In epithelial cells isolated from rat small intestine, we have studied the influence of vasoactive intestinal peptide (VIP), a neurotransmitter which markedly increases enterocyte cyclic AMP, and of two cyclic AMP analogues (8-bromo cyclic AMP and N6,2'-O-dibutyryl cyclic AMP) on the rate of glycolysis, fructose 2,6-bisphosphate concentration and 6-phosphofructo-2-kinase activity, as well as on the rate of 3-O-methyl-D-[14C]glucose uptake. Our results show that, without affecting the rate of 3-O-methyl-D-[14C]glucose accumulation, VIP and cyclic AMP analogues were able to inhibit glucose consumption and L-lactate formation by isolated rat enterocytes. These effects occurred parallel to a significant decrease in the cellular concentration of fructose 2,6-bisphosphate and to a partial inactivation of 6-phosphofructo-2-kinase. These findings support the hypothesis that VIP inhibits glycolysis in rat enterocytes through a cyclic AMP-dependent mechanism.

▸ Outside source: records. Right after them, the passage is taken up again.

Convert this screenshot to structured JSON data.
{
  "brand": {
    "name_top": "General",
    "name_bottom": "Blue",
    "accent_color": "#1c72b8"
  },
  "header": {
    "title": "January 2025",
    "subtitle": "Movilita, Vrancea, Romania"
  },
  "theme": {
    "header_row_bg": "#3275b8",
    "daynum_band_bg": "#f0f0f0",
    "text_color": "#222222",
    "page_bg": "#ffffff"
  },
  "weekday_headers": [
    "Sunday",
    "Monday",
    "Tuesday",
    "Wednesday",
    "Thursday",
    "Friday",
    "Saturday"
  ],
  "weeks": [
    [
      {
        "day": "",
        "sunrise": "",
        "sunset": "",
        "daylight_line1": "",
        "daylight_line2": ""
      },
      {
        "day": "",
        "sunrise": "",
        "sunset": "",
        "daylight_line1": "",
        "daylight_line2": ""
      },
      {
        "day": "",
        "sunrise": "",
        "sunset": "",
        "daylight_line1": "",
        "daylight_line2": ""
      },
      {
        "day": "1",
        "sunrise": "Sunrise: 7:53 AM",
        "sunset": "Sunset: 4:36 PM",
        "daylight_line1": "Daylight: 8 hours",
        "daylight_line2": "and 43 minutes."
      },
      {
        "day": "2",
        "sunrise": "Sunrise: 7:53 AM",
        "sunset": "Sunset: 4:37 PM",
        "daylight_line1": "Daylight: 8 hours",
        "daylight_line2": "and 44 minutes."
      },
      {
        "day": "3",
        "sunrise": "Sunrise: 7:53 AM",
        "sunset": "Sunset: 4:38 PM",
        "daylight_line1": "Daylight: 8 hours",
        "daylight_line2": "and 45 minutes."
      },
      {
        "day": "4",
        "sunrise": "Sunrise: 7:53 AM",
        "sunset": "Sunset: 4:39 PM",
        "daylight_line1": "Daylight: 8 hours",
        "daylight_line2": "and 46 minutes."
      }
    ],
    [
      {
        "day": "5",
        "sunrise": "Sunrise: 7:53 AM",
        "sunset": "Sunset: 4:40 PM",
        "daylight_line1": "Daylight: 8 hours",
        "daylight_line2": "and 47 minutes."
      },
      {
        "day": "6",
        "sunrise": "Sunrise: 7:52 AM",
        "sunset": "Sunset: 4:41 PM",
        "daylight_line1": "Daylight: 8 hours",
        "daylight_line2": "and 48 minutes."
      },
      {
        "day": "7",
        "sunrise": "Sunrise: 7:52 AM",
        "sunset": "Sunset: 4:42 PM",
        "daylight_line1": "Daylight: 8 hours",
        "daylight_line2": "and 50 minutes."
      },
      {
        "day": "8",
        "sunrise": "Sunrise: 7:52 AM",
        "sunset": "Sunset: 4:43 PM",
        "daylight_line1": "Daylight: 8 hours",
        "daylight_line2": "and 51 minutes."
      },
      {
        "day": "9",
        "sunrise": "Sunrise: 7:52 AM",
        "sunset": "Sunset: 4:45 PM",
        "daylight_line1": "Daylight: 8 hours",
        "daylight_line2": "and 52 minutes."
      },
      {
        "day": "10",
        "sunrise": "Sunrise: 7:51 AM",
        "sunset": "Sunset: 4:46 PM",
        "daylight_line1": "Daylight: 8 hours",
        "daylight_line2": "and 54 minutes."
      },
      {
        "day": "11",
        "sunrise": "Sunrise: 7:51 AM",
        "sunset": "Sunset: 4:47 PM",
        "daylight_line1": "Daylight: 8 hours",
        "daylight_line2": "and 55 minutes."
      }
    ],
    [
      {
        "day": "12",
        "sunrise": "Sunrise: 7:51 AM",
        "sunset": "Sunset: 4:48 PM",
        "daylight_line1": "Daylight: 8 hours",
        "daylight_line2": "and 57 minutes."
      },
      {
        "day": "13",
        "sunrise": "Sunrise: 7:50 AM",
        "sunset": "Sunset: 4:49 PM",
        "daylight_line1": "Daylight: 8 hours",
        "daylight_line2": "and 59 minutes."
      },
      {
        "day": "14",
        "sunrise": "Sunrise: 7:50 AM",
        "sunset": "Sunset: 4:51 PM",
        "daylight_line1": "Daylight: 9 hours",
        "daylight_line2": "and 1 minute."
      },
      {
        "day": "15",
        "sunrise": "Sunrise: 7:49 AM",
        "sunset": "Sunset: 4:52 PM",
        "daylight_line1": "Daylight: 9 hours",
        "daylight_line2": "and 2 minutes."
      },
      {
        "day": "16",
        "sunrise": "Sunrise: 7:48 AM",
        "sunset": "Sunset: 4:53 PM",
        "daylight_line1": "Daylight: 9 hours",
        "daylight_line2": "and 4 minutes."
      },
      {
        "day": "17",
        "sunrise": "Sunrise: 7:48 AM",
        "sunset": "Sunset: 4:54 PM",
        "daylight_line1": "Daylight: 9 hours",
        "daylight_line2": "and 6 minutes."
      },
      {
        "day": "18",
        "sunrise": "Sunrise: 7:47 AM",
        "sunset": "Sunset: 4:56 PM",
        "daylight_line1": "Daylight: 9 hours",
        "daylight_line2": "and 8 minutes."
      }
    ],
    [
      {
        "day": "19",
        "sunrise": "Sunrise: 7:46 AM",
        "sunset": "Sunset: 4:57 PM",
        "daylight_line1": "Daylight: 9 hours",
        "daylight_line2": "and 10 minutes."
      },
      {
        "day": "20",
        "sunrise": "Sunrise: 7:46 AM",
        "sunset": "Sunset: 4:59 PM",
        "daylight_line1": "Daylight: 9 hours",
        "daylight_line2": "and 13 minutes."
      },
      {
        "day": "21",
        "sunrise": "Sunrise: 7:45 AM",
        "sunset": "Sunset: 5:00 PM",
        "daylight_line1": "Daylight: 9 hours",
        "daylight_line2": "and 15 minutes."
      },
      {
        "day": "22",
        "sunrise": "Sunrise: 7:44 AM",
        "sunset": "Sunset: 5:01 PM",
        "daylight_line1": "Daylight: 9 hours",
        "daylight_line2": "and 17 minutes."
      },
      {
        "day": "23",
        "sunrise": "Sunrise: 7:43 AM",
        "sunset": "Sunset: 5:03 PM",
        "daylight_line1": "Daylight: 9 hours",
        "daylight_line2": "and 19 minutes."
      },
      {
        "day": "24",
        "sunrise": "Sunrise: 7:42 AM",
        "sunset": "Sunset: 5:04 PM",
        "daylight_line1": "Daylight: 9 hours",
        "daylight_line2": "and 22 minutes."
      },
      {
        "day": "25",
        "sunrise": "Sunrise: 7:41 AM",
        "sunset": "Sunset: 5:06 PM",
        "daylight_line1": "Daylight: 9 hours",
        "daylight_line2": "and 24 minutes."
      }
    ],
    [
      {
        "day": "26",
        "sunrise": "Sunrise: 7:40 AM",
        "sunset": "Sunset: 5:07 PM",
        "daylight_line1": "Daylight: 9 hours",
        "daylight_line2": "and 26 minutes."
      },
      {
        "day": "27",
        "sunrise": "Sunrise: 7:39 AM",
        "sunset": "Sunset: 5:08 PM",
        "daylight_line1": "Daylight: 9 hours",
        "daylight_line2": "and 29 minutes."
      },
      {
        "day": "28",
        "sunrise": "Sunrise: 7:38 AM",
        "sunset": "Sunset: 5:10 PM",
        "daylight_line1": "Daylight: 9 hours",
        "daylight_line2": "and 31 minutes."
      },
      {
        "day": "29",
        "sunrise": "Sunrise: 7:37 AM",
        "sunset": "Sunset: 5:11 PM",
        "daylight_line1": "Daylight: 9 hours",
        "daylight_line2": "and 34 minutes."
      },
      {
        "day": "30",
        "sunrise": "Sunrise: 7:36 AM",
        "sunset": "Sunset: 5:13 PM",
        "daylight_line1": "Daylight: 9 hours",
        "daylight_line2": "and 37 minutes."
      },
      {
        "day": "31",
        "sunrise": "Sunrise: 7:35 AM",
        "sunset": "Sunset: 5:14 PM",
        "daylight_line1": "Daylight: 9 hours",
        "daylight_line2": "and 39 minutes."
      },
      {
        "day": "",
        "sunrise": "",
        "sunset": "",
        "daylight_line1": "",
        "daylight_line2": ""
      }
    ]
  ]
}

在从大鼠小肠分离出的上皮细胞中,我们研究了血管活性肠肽(VIP)(一种能显著提高肠上皮细胞环磷酸腺苷水平的神经递质)以及两种环磷酸腺苷类似物(8-溴环磷酸腺苷和N6,2'-O-二丁酰环磷酸腺苷)对糖酵解速率、果糖2,6-二磷酸浓度和6-磷酸果糖-2-激酶活性的影响,以及对3-O-甲基-D-[14C]葡萄糖摄取速率的影响。我们的结果表明,在不影响3-O-甲基-D-[14C]葡萄糖积累速率的情况下,VIP和环磷酸腺苷类似物能够抑制分离的大鼠肠上皮细胞的葡萄糖消耗和L-乳酸生成。这些效应伴随着细胞内果糖2,6-二磷酸浓度的显著降低以及6-磷酸果糖-2-激酶的部分失活而出现。这些发现支持了VIP通过环磷酸腺苷依赖机制抑制大鼠肠上皮细胞糖酵解的假说。